Alfonso García-Rubia, Dr. M. Ángeles Fernández-Ibáñez, Dr. Ramón Gómez Arrayás, Prof. Dr. Juan Carlos Carretero
Chem. Eur. J., DOI: 10.1002/chem.201003633
酸化的Heck反応、Fujiwara-Heck反応はパラジウム触媒によるC-H活性化に続いてオレフィンへの挿入を行う反応で、アトムエコノミーが求められる近年において注目を集めている反応のひとつだ。芳香族C-H結合の活性化において望みの位置で反応を行わせるために、2-ピリジル基やアミド基などの配向基を用いる手法が広く利用されている。しかし、反応生成物の有用性を考えると容易に除去可能な配向基や、様々な官能基へと変換可能な配向基の開発が望ましい。本論文ではこのような配向基として2-ピリジンスルフィニル基の利用を報告している。
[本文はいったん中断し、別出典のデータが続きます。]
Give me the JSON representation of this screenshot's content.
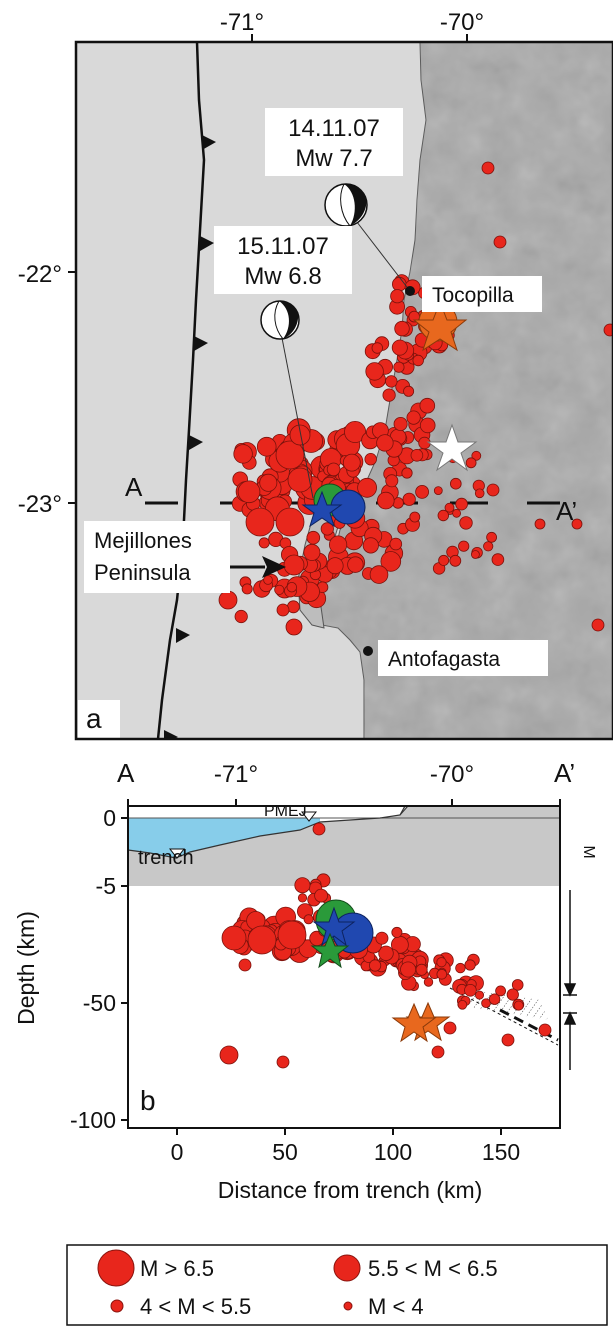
{
  "map": {
    "panel_label": "a",
    "lon_ticks": [
      "-71°",
      "-70°"
    ],
    "lat_ticks": [
      "-22°",
      "-23°"
    ],
    "profile_start": "A",
    "profile_end": "A’",
    "event1": {
      "date": "14.11.07",
      "mag": "Mw 7.7"
    },
    "event2": {
      "date": "15.11.07",
      "mag": "Mw 6.8"
    },
    "places": {
      "tocopilla": "Tocopilla",
      "mejillones_line1": "Mejillones",
      "mejillones_line2": "Peninsula",
      "antofagasta": "Antofagasta"
    },
    "colors": {
      "ocean": "#d9d9d9",
      "land": "#a8a8a8",
      "quake": "#e8261c",
      "star_main": "#e8681e",
      "star_ms": "#2a9a3a",
      "big_ms": "#2048b0"
    }
  },
  "section": {
    "panel_label": "b",
    "top_labels": {
      "left": "A",
      "right": "A’"
    },
    "lon_ticks": [
      "-71°",
      "-70°"
    ],
    "x_ticks": [
      "0",
      "50",
      "100",
      "150"
    ],
    "y_ticks": [
      "0",
      "-5",
      "-50",
      "-100"
    ],
    "xlabel": "Distance from trench (km)",
    "ylabel": "Depth (km)",
    "pmej": "PMEJ",
    "trench": "trench",
    "moho": "M",
    "colors": {
      "water": "#87cdea",
      "crust": "#c8c8c8"
    }
  },
  "legend": {
    "items": [
      {
        "label": "M > 6.5"
      },
      {
        "label": "5.5 < M < 6.5"
      },
      {
        "label": "4 < M < 5.5"
      },
      {
        "label": "M < 4"
      }
    ]
  }
}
著者らはイミン上の保護基として2-ピリジンスルホニル基を導入することで触媒的不斉反応を実現したり、インドールに2-ピリジンスルホニル基を導入することで配向基としてインドールのホモカップリングを報告している。このような化学の発展形として、ピリジンスルホニル基の芳香族上の配向基としての利用を想起するに至った。そこでアクリル酸誘導体との酸化的Heck反応の検討を開始した所、2-ピリジンスルホニル基では反応性が低いものの、酸化段階を落としたスルホキシドおよびスルフィドでは反応性が向上した。スルフィドを用いた場合にはスルホキシドへと酸化されてしまった生成物も得られてきたものの、スルホキシドを配向基とした場合にはスルホンへの酸化は観測されず、Heck成績体が高収率で得られるのみであった。また2-ピリジルをフェニル、メチル、4-ピリジルへと変換すると反応はスルホキシドの酸化が起きるのみであることから、2-ピリジル置換基が配向基として作用していることが示唆された。
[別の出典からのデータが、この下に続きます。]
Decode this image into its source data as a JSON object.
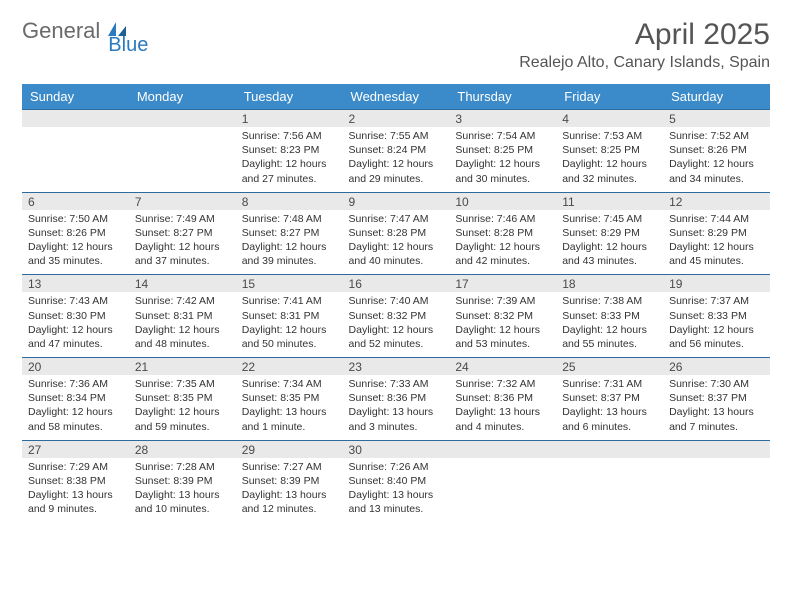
{
  "brand": {
    "part1": "General",
    "part2": "Blue"
  },
  "title": "April 2025",
  "location": "Realejo Alto, Canary Islands, Spain",
  "colors": {
    "headerBg": "#3b8bca",
    "headerText": "#ffffff",
    "dayNumBg": "#e9e9e9",
    "dayBorder": "#2d6aa0",
    "brandGray": "#6a6a6a",
    "brandBlue": "#2a7ac0",
    "bodyText": "#333333",
    "titleText": "#555555"
  },
  "typography": {
    "monthTitleSize": 30,
    "locationSize": 16,
    "weekdaySize": 13,
    "dayNumSize": 12,
    "cellTextSize": 10.5
  },
  "weekdays": [
    "Sunday",
    "Monday",
    "Tuesday",
    "Wednesday",
    "Thursday",
    "Friday",
    "Saturday"
  ],
  "weeks": [
    [
      {
        "n": "",
        "sr": "",
        "ss": "",
        "dl": ""
      },
      {
        "n": "",
        "sr": "",
        "ss": "",
        "dl": ""
      },
      {
        "n": "1",
        "sr": "Sunrise: 7:56 AM",
        "ss": "Sunset: 8:23 PM",
        "dl": "Daylight: 12 hours and 27 minutes."
      },
      {
        "n": "2",
        "sr": "Sunrise: 7:55 AM",
        "ss": "Sunset: 8:24 PM",
        "dl": "Daylight: 12 hours and 29 minutes."
      },
      {
        "n": "3",
        "sr": "Sunrise: 7:54 AM",
        "ss": "Sunset: 8:25 PM",
        "dl": "Daylight: 12 hours and 30 minutes."
      },
      {
        "n": "4",
        "sr": "Sunrise: 7:53 AM",
        "ss": "Sunset: 8:25 PM",
        "dl": "Daylight: 12 hours and 32 minutes."
      },
      {
        "n": "5",
        "sr": "Sunrise: 7:52 AM",
        "ss": "Sunset: 8:26 PM",
        "dl": "Daylight: 12 hours and 34 minutes."
      }
    ],
    [
      {
        "n": "6",
        "sr": "Sunrise: 7:50 AM",
        "ss": "Sunset: 8:26 PM",
        "dl": "Daylight: 12 hours and 35 minutes."
      },
      {
        "n": "7",
        "sr": "Sunrise: 7:49 AM",
        "ss": "Sunset: 8:27 PM",
        "dl": "Daylight: 12 hours and 37 minutes."
      },
      {
        "n": "8",
        "sr": "Sunrise: 7:48 AM",
        "ss": "Sunset: 8:27 PM",
        "dl": "Daylight: 12 hours and 39 minutes."
      },
      {
        "n": "9",
        "sr": "Sunrise: 7:47 AM",
        "ss": "Sunset: 8:28 PM",
        "dl": "Daylight: 12 hours and 40 minutes."
      },
      {
        "n": "10",
        "sr": "Sunrise: 7:46 AM",
        "ss": "Sunset: 8:28 PM",
        "dl": "Daylight: 12 hours and 42 minutes."
      },
      {
        "n": "11",
        "sr": "Sunrise: 7:45 AM",
        "ss": "Sunset: 8:29 PM",
        "dl": "Daylight: 12 hours and 43 minutes."
      },
      {
        "n": "12",
        "sr": "Sunrise: 7:44 AM",
        "ss": "Sunset: 8:29 PM",
        "dl": "Daylight: 12 hours and 45 minutes."
      }
    ],
    [
      {
        "n": "13",
        "sr": "Sunrise: 7:43 AM",
        "ss": "Sunset: 8:30 PM",
        "dl": "Daylight: 12 hours and 47 minutes."
      },
      {
        "n": "14",
        "sr": "Sunrise: 7:42 AM",
        "ss": "Sunset: 8:31 PM",
        "dl": "Daylight: 12 hours and 48 minutes."
      },
      {
        "n": "15",
        "sr": "Sunrise: 7:41 AM",
        "ss": "Sunset: 8:31 PM",
        "dl": "Daylight: 12 hours and 50 minutes."
      },
      {
        "n": "16",
        "sr": "Sunrise: 7:40 AM",
        "ss": "Sunset: 8:32 PM",
        "dl": "Daylight: 12 hours and 52 minutes."
      },
      {
        "n": "17",
        "sr": "Sunrise: 7:39 AM",
        "ss": "Sunset: 8:32 PM",
        "dl": "Daylight: 12 hours and 53 minutes."
      },
      {
        "n": "18",
        "sr": "Sunrise: 7:38 AM",
        "ss": "Sunset: 8:33 PM",
        "dl": "Daylight: 12 hours and 55 minutes."
      },
      {
        "n": "19",
        "sr": "Sunrise: 7:37 AM",
        "ss": "Sunset: 8:33 PM",
        "dl": "Daylight: 12 hours and 56 minutes."
      }
    ],
    [
      {
        "n": "20",
        "sr": "Sunrise: 7:36 AM",
        "ss": "Sunset: 8:34 PM",
        "dl": "Daylight: 12 hours and 58 minutes."
      },
      {
        "n": "21",
        "sr": "Sunrise: 7:35 AM",
        "ss": "Sunset: 8:35 PM",
        "dl": "Daylight: 12 hours and 59 minutes."
      },
      {
        "n": "22",
        "sr": "Sunrise: 7:34 AM",
        "ss": "Sunset: 8:35 PM",
        "dl": "Daylight: 13 hours and 1 minute."
      },
      {
        "n": "23",
        "sr": "Sunrise: 7:33 AM",
        "ss": "Sunset: 8:36 PM",
        "dl": "Daylight: 13 hours and 3 minutes."
      },
      {
        "n": "24",
        "sr": "Sunrise: 7:32 AM",
        "ss": "Sunset: 8:36 PM",
        "dl": "Daylight: 13 hours and 4 minutes."
      },
      {
        "n": "25",
        "sr": "Sunrise: 7:31 AM",
        "ss": "Sunset: 8:37 PM",
        "dl": "Daylight: 13 hours and 6 minutes."
      },
      {
        "n": "26",
        "sr": "Sunrise: 7:30 AM",
        "ss": "Sunset: 8:37 PM",
        "dl": "Daylight: 13 hours and 7 minutes."
      }
    ],
    [
      {
        "n": "27",
        "sr": "Sunrise: 7:29 AM",
        "ss": "Sunset: 8:38 PM",
        "dl": "Daylight: 13 hours and 9 minutes."
      },
      {
        "n": "28",
        "sr": "Sunrise: 7:28 AM",
        "ss": "Sunset: 8:39 PM",
        "dl": "Daylight: 13 hours and 10 minutes."
      },
      {
        "n": "29",
        "sr": "Sunrise: 7:27 AM",
        "ss": "Sunset: 8:39 PM",
        "dl": "Daylight: 13 hours and 12 minutes."
      },
      {
        "n": "30",
        "sr": "Sunrise: 7:26 AM",
        "ss": "Sunset: 8:40 PM",
        "dl": "Daylight: 13 hours and 13 minutes."
      },
      {
        "n": "",
        "sr": "",
        "ss": "",
        "dl": ""
      },
      {
        "n": "",
        "sr": "",
        "ss": "",
        "dl": ""
      },
      {
        "n": "",
        "sr": "",
        "ss": "",
        "dl": ""
      }
    ]
  ]
}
本方法論はアクリル酸エステル、ビニルスルホンなどの活性オレフィンのみならず、酸化剤を変える必要があるもののスチレン誘導体にも適応可能だ。芳香環状のメタ位に置換基がある場合は障害のない方のオルト位選択的に反応が進行する。また酸化剤とオレフィンの当量を増やすことで、二置換体を得ることも可能だ。当初の想定通り、2-ピリジンスルフィニル基は酸化条件でスルホンに、還元条件でスルフィドにすることが可能だ。還元条件を選ぶことで、オレフィンの還元を伴いながらスルフィドへと変換することもできる。さらにnBuLiを低温で作用させることで配向基を除去することも可能だ。
全体的にもう少し収率が向上する方が好ましいが、除去可能/変換可能な配向基というコンセプトを示すことには成功している。本条件では酸化的条件でありながら、酸化されやすい硫黄原子を用いてみた点が一つのポイントだろう。